In the short run, the Japanese accomplished their objective. They had knocked the United States Pacific Fleet out of action temporarily. But how temporarily was the most important issue. In the long run, the United States was able to overcome the damage at Pearl Harbor for the following reasons:
- The aircraft carriers weren't touched. The carrier would prove to be the decisive weapon of the naval war in the Pacific, not the battleship, which every naval strategist before 1941 thought would be the primary naval weapon.
- The submarines were not attacked. Submarines became one of America's most potent weapons in crippling Japan's vital supply lines.
- The repair dockyards and fuel-oil storage tanks were undamaged. Thus, Pearl Harbor was able to serve its important role in wartime as a repair and refitting base for the Pacific Fleet. In fact, most of the American ships damaged in the attack were repaired and entered action against the Japanese later in 1942 and 1943.

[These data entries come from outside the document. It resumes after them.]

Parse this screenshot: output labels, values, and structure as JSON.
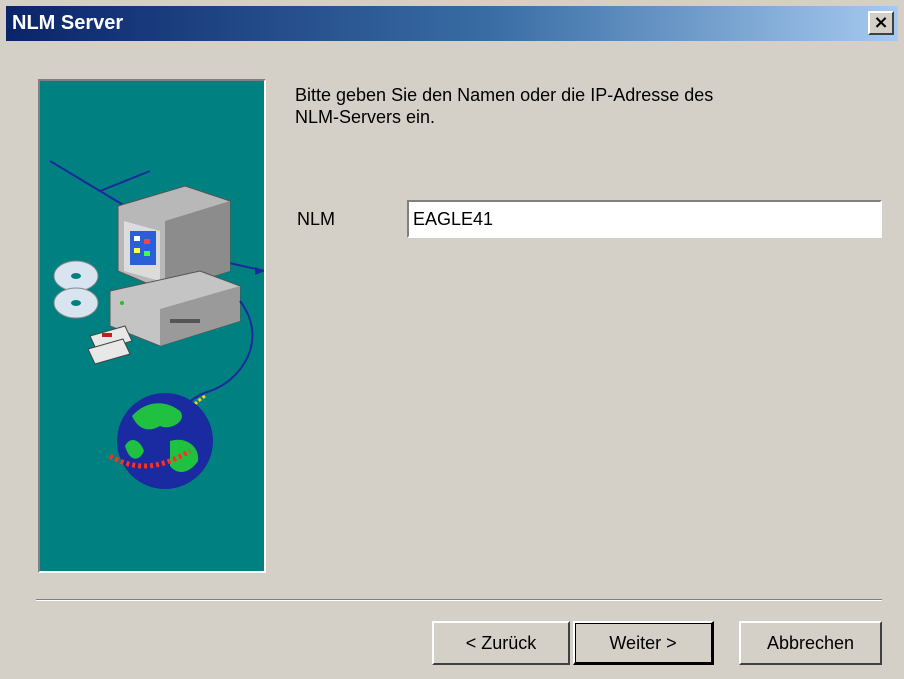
{
  "window": {
    "title": "NLM Server",
    "close_label": "×"
  },
  "main": {
    "prompt": "Bitte geben Sie den Namen oder die IP-Adresse des\nNLM-Servers ein.",
    "nlm_label": "NLM",
    "nlm_value": "EAGLE41"
  },
  "buttons": {
    "back": "< Zurück",
    "next": "Weiter >",
    "cancel": "Abbrechen"
  },
  "icons": [
    "close-icon",
    "computer-icon",
    "cd-icon",
    "floppy-icon",
    "globe-icon"
  ],
  "colors": {
    "title_bar_start": "#0a246a",
    "title_bar_end": "#a6caf0",
    "illustration_bg": "#008080",
    "dialog_bg": "#d4d0c8"
  }
}
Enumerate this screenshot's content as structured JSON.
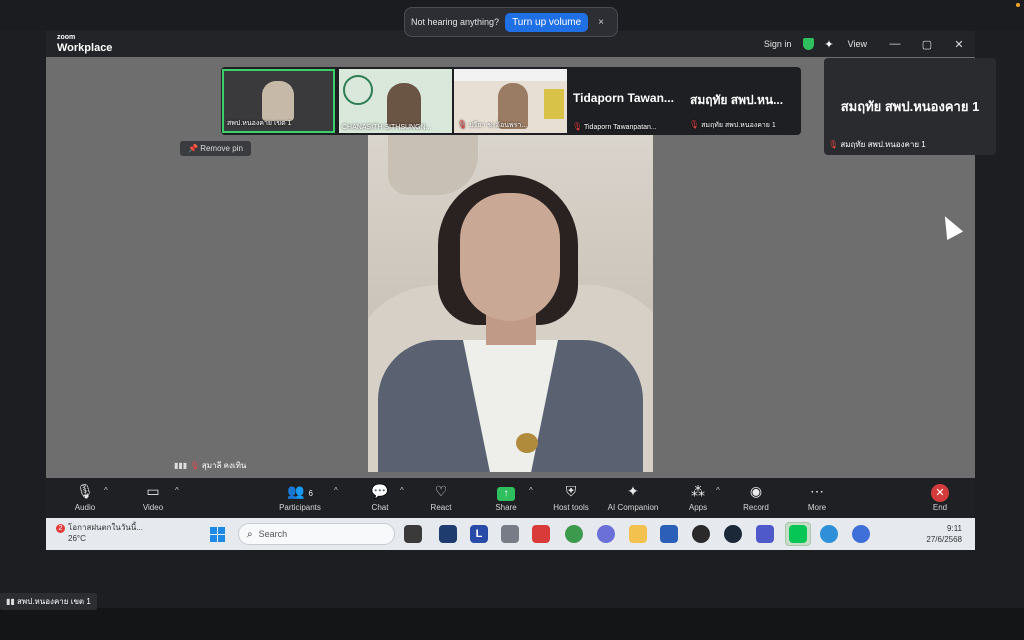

Nevertheless, Pearl Harbor was a bitter defeat for the United States. American territory had been attacked, and American lives had been lost. Pearl Harbor unified the divided and uncertain American population as no earlier action could.
The United States declares war on Japan
Japan had underestimated the Americans, who they believed would prefer to negotiate rather than fight. To the contrary, America wanted revenge.
Although deeply divided over war issues and neutrality before Pearl Harbor, the U.S. Congress was now united in seeking a declaration of war. As outlined in the United States Constitution, the president must ask Congress for such a declaration, which Roosevelt willingly did. In his message to Congress, Roosevelt captured the emotions of the day:
"Yesterday, December 7, 1941 — a date which will live in infamy — the United States was suddenly and deliberately attacked by naval and air forces of the Empire of Japan. . . . Always will our whole nation remember the character of the onslaught against us. No matter how long it may take us to overcome this premeditated invasion, the American people in their righteous might will win through to absolute victory."
British Prime Minister Winston Churchill had no doubt what Roosevelt's words meant for the British. "So we had won after all!" he wrote. "After seventeen months of lonely fighting and nineteen months of my responsibility in dire stress. We had won the war. England would live; Britain would live; the Commonwealth of Nations and the Empire would live."